Friday, December 20, 2013

PROPHECHY: THE MONSTER MOVIE

When I first saw John Frankenheimer’s Prophecy (1979), I was probably a little too young to really grasp the film’s environmental themes, or even find them of much interest or significance. I was a Monster Kid, and I wanted monsters, not preaching. Rewatching it for the first time as an adult, I find the film’s ecological aspects - along with the major sub-plot involving Native American land rights - to be the most engrossing thing about it, which is good as its moments of horror and scares are pretty scarce during the first hour, and are not always memorable or effective. There is however, a classic over-the-top sleeping bag death, and a genuinely tense sequence where the main protagonists are hiding in a dirt tunnel, listening to the monster’s rampage, and the screams of the people it is killing just on top of them.

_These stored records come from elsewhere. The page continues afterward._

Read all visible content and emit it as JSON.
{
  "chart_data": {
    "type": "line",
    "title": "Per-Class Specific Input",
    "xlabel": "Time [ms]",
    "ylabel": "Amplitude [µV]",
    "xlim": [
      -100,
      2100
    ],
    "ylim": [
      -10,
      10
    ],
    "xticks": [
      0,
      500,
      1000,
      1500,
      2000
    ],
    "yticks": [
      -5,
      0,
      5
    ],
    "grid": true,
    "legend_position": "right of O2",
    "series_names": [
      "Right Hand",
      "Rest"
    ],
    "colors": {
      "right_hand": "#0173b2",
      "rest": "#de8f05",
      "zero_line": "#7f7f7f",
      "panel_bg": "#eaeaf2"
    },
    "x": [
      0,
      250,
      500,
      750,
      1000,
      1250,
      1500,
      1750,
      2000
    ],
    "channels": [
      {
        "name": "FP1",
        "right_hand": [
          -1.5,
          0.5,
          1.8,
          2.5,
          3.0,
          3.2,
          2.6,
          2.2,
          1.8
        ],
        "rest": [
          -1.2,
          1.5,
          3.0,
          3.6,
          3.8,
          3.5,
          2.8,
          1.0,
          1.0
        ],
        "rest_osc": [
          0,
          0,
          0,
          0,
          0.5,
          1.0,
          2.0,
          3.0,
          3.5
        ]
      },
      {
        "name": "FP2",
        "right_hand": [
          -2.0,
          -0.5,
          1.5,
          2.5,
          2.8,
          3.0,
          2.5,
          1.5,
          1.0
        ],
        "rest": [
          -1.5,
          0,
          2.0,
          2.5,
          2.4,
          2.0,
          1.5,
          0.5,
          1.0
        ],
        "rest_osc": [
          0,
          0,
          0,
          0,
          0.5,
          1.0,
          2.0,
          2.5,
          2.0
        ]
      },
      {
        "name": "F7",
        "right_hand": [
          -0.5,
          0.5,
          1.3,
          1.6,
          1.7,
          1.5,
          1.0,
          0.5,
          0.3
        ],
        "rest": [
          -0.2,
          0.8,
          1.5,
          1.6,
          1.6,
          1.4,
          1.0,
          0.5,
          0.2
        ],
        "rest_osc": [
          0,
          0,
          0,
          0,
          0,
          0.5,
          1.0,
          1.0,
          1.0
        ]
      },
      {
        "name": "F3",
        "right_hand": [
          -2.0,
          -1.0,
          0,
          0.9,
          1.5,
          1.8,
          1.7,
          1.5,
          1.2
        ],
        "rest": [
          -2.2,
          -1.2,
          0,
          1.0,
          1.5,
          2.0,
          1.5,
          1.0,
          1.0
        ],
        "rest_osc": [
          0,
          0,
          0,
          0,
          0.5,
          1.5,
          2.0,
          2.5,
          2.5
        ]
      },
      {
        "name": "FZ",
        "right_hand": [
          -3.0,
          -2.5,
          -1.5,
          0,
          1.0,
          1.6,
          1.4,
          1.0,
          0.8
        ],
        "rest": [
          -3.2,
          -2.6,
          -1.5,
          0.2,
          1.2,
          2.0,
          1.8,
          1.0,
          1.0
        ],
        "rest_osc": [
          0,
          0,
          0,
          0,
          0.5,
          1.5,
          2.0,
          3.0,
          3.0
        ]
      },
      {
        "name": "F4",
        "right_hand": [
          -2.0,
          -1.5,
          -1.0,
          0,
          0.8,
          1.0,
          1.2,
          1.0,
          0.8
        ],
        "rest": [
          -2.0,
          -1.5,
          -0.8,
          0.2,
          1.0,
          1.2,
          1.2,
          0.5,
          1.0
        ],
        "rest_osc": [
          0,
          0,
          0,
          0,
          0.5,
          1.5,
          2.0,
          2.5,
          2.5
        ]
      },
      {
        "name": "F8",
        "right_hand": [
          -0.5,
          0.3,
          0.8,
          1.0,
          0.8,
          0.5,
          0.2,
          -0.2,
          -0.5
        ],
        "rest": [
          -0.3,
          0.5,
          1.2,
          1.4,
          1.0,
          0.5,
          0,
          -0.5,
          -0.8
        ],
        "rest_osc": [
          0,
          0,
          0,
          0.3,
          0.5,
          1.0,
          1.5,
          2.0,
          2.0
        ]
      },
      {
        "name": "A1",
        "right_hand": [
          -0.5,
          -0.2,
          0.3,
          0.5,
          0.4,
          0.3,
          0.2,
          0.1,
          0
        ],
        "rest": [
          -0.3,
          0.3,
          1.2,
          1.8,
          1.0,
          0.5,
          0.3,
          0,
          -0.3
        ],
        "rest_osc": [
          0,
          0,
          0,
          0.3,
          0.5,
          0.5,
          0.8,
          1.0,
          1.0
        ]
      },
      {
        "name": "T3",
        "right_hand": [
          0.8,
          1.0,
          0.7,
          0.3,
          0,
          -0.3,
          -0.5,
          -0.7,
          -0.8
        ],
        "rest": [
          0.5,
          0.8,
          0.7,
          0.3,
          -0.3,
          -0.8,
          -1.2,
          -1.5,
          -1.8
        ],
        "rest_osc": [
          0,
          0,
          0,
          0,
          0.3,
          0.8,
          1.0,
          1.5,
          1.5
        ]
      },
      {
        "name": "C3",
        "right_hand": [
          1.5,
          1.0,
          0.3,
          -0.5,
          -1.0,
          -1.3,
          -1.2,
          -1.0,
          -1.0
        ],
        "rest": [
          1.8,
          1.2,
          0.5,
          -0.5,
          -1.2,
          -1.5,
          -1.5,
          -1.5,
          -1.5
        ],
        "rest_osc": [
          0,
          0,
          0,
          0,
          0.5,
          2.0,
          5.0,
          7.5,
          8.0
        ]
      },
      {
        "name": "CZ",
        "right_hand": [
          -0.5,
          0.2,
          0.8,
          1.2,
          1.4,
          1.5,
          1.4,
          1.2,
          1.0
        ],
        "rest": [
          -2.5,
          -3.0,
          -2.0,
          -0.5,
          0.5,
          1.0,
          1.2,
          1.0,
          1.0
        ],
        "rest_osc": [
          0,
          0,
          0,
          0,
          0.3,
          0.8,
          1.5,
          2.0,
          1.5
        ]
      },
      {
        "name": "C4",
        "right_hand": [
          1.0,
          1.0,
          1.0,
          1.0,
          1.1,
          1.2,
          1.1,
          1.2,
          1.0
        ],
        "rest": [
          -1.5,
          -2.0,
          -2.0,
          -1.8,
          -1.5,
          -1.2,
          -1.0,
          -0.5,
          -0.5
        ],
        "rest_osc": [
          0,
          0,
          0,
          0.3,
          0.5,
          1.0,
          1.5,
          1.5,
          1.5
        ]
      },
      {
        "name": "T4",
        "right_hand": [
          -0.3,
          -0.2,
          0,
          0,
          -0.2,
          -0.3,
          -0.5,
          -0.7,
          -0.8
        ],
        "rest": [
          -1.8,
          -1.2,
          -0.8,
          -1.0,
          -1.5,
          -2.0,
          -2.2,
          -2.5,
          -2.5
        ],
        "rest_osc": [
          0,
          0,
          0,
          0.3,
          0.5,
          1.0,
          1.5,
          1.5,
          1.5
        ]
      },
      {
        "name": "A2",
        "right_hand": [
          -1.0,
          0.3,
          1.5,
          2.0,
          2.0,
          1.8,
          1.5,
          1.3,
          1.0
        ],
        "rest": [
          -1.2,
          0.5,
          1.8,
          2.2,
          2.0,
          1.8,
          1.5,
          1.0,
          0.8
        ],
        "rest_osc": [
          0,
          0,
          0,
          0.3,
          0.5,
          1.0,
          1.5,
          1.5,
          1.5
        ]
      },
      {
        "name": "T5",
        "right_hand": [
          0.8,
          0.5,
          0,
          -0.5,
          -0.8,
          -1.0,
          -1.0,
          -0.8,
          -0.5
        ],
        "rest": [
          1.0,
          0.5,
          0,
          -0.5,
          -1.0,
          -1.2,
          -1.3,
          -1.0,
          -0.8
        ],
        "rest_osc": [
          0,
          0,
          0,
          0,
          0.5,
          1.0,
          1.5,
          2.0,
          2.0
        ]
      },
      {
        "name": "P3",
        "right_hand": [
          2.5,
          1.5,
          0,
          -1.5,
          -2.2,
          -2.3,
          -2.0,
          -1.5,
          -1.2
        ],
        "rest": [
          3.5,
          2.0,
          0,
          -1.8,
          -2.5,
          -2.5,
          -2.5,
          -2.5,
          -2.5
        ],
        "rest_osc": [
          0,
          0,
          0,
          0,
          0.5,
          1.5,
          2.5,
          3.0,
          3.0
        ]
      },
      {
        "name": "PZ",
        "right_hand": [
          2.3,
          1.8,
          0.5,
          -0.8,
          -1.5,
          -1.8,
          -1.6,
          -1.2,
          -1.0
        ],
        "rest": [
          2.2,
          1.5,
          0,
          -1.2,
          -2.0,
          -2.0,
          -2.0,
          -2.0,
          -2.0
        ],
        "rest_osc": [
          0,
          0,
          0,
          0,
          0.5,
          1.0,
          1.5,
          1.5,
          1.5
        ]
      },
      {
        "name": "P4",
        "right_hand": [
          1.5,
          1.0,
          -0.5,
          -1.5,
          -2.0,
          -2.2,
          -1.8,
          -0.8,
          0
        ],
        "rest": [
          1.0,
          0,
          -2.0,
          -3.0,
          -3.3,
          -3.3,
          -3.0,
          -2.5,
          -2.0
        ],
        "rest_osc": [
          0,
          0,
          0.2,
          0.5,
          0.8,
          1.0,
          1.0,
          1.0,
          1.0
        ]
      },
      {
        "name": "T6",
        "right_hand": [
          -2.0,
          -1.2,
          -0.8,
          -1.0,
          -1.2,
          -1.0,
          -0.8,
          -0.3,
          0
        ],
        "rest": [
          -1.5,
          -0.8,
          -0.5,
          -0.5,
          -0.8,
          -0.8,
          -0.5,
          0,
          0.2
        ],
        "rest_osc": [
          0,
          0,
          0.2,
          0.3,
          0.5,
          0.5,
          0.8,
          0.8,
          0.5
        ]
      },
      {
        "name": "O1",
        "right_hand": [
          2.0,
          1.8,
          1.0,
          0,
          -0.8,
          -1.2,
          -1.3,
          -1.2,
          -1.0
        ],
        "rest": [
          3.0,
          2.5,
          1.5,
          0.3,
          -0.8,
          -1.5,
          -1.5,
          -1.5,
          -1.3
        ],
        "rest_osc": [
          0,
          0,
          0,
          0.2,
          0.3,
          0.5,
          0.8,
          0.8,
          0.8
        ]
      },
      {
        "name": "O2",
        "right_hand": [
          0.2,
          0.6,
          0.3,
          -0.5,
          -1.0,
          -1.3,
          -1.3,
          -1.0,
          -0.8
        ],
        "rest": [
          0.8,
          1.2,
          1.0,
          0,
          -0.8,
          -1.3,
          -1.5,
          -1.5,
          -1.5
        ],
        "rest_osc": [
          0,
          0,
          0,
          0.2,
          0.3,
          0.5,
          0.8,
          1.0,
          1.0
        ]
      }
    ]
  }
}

The monster in question, an angry giant bear mutated by mercury leaking into the water from a large milling plant, is certainly a gruesome looking creature, though it has no real character to it, and moves a little silly and unrealistically to be genuinely menacing. One of those monsters which is most effective when shown the least. Not one of Tom Burman’s best creations, although the baby mutant bear is great - I felt some genuine sympathy for it.

Robert Foxworth puts in a great, deadly serious and highly watchable performance as the earnest, big city doctor investigation the mutations in the forests of Maine - he’s like a super-intense Robert (Mike Brady) Reed. Providing good support are Armand Assante, Talia Shire and the terrific Richard A. Dysart. The screenplay, and accompanying paperback tie-in, were written by The Omen’s David Seltzer. Filmed in British Columbia, Canada, the film also looks beautiful, capturing some spectacular natural scenery. Would love to see a Blu-ray upgrade of this someday.

The Simpsons paid homage to the atmospheric scene in Prophecy where the monster crosses a river and appears to drown, only to slowly emerge on the other side, much to the horror of the main characters (in The Simpsons, it is Bart who watches in horror as Principal Skinner crosses a river in the same way, while trying to catch Bart playing hooky).

Now I feel like rewatching the other Native American-themed horror movie from 1979, Arthur Hiller’s Nightwing (another film I haven’t seen since its release).